Arch madness

Welcome to this week’s Reno News & Review.

Videos started circulating online Monday night of a truck intentionally driving through a crowd of protestors right under the Reno arch—one of our city’s most recognizable symbols. Thankfully, apparently no one was badly hurt.

Reno police are still investigating, though the videos seem to present an incident of deliberate violence perpetrated for no reason other than discrimination and racism—a hate crime.

The protest was organized by American Indian Movement of Northern Nevada, aimed at protesting the Columbus Day holiday and raising awareness about issues that affect our indigenous population.

It’s unclear from the video whether the driver was motivated by the sentiments expressed or because he was threatened or if he was just angry because he saw some brown people expressing their opinions.

I really don’t understand why anyone in this country would feel any loyalty to Christopher Columbus. (I like that we Nevadans celebrate Nevada Day instead of Columbus Day.) Columbus was an imperialist who got lost on a colonial mission. He has nothing to do with the ideals on which this county was founded—the right to express opinions and to protest peacefully, and an acceptance of diversity. Those were the rights exercised by the protesters.

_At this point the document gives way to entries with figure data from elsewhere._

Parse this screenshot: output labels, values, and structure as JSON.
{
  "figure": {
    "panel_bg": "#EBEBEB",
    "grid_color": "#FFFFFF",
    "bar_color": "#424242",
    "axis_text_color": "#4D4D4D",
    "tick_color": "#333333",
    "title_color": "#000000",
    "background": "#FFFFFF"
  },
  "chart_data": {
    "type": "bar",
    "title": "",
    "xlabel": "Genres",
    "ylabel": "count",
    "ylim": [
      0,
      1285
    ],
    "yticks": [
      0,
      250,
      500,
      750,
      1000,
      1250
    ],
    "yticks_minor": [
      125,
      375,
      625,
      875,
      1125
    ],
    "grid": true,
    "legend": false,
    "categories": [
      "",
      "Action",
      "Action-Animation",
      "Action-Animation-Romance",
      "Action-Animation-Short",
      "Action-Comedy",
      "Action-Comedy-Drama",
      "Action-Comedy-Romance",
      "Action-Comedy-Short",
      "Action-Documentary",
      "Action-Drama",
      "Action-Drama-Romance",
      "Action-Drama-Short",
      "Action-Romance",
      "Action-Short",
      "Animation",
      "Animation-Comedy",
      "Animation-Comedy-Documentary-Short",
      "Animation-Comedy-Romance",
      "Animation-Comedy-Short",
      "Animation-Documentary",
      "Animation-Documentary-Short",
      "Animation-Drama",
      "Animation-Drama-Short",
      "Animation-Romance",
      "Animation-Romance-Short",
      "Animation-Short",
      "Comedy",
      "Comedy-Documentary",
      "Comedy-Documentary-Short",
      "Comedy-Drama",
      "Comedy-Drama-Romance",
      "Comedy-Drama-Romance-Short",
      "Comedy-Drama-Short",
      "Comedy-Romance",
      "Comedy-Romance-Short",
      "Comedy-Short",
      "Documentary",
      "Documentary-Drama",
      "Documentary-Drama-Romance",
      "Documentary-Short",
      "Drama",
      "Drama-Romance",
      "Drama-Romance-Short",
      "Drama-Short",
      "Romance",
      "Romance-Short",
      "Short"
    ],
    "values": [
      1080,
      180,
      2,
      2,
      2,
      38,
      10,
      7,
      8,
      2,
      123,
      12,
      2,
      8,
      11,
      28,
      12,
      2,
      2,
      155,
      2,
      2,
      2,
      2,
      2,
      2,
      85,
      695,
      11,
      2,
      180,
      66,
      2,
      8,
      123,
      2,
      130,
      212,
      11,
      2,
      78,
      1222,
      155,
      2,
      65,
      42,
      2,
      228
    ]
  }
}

Here’s where I get really disappointed in our town: reading the comments on social media and news stories about the incident—things like “It’s too bad that they weren’t seriously injured” and “They threatened him with violence and he had no choice but to drive through them. Sad that none of them died” along with racial epithets and victim-blaming. It’s as if telling someone to turn around or even shouting obscenities at someone is the same as intentionally plowing into a crowd with a piece of heavy machinery.

It’s probably a stretch to connect what’s happening locally to things on the national stage, but we have a major party presidential candidate with a crudely cavalier attitude about assault. And I fear that, in some circles, even in this town, that attitude is catching.